Arrow functions take this a step further: they have no this, arguments, or prototype of their own. Instead, they capture (inherit) the this and arguments values from the enclosing lexical scope at the time they are defined. This makes arrow functions ideal for callbacks where you want to preserve the outer this, but unsuitable as object methods that rely on their own this, and impossible to use as constructors with the new keyword.

🏏

Cricket analogy: An arrow function is like a substitute fielder who has no identity of their own on the scoreboard -- they simply borrow whichever team's colors (this) were active when they stepped onto the field, making them great as a quick relay-throw callback but useless as a named captain (object method) or as a template to train new players (constructor).

Gotcha: Because arrow functions don't have their own this, arguments, or prototype, an arrow function used as an object method will not bind this to the object — it will instead use this from whatever scope surrounds the object literal (often the global or module scope).
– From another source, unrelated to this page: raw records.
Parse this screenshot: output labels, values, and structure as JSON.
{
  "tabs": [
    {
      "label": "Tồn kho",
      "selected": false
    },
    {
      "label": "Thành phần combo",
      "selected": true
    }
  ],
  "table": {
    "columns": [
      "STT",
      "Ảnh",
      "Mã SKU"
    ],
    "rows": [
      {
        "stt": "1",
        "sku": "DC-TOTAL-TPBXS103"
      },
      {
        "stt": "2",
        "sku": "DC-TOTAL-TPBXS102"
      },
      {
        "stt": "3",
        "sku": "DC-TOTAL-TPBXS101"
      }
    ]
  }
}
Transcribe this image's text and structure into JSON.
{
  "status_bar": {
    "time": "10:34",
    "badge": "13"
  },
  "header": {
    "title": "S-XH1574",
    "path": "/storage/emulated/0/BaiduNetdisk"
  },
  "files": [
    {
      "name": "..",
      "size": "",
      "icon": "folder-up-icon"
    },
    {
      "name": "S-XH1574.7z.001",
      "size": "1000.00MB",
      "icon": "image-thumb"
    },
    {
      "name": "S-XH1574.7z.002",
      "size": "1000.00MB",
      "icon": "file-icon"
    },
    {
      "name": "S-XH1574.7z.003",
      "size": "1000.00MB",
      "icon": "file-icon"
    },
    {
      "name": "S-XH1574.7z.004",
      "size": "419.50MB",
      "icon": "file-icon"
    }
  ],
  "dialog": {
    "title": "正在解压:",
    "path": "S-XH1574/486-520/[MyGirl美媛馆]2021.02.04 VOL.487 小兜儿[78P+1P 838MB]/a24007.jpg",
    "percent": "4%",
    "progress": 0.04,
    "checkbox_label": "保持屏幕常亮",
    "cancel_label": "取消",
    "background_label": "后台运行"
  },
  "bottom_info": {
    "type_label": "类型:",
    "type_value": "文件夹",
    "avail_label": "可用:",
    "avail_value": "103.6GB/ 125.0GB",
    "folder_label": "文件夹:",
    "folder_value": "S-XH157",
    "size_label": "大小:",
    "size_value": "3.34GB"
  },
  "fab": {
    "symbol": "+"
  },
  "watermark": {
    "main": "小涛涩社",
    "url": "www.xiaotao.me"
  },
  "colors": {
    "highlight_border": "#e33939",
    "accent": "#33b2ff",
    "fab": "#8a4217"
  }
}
Also, arrowFn.prototype is always undefined, so new arrowFn() throws a TypeError.

4. Example

javascript
const obj = {
  name: "Timer",
  start: function () {
    console.log("regular:", this.name);
    const arrow = () => console.log("arrow:", this.name);
    arrow();
  },
};

obj.start();

const arrowFn = () => {};
console.log(typeof arrowFn.prototype);

5. Output

text
regular: Timer
arrow: Timer
undefined

6. Key Takeaways

  • Function expressions are not hoisted with their body; they must be defined before use.
  • Arrow functions use a concise syntax and implicitly return the expression when written without braces.
  • Arrow functions do not have their own this, arguments, or prototype — they inherit this lexically from the enclosing scope.
  • Arrow functions cannot be used as constructors (no new keyword) and cannot be used as generator functions.
  • Use arrow functions for callbacks that need the outer this; use regular functions/methods when you need dynamic this binding.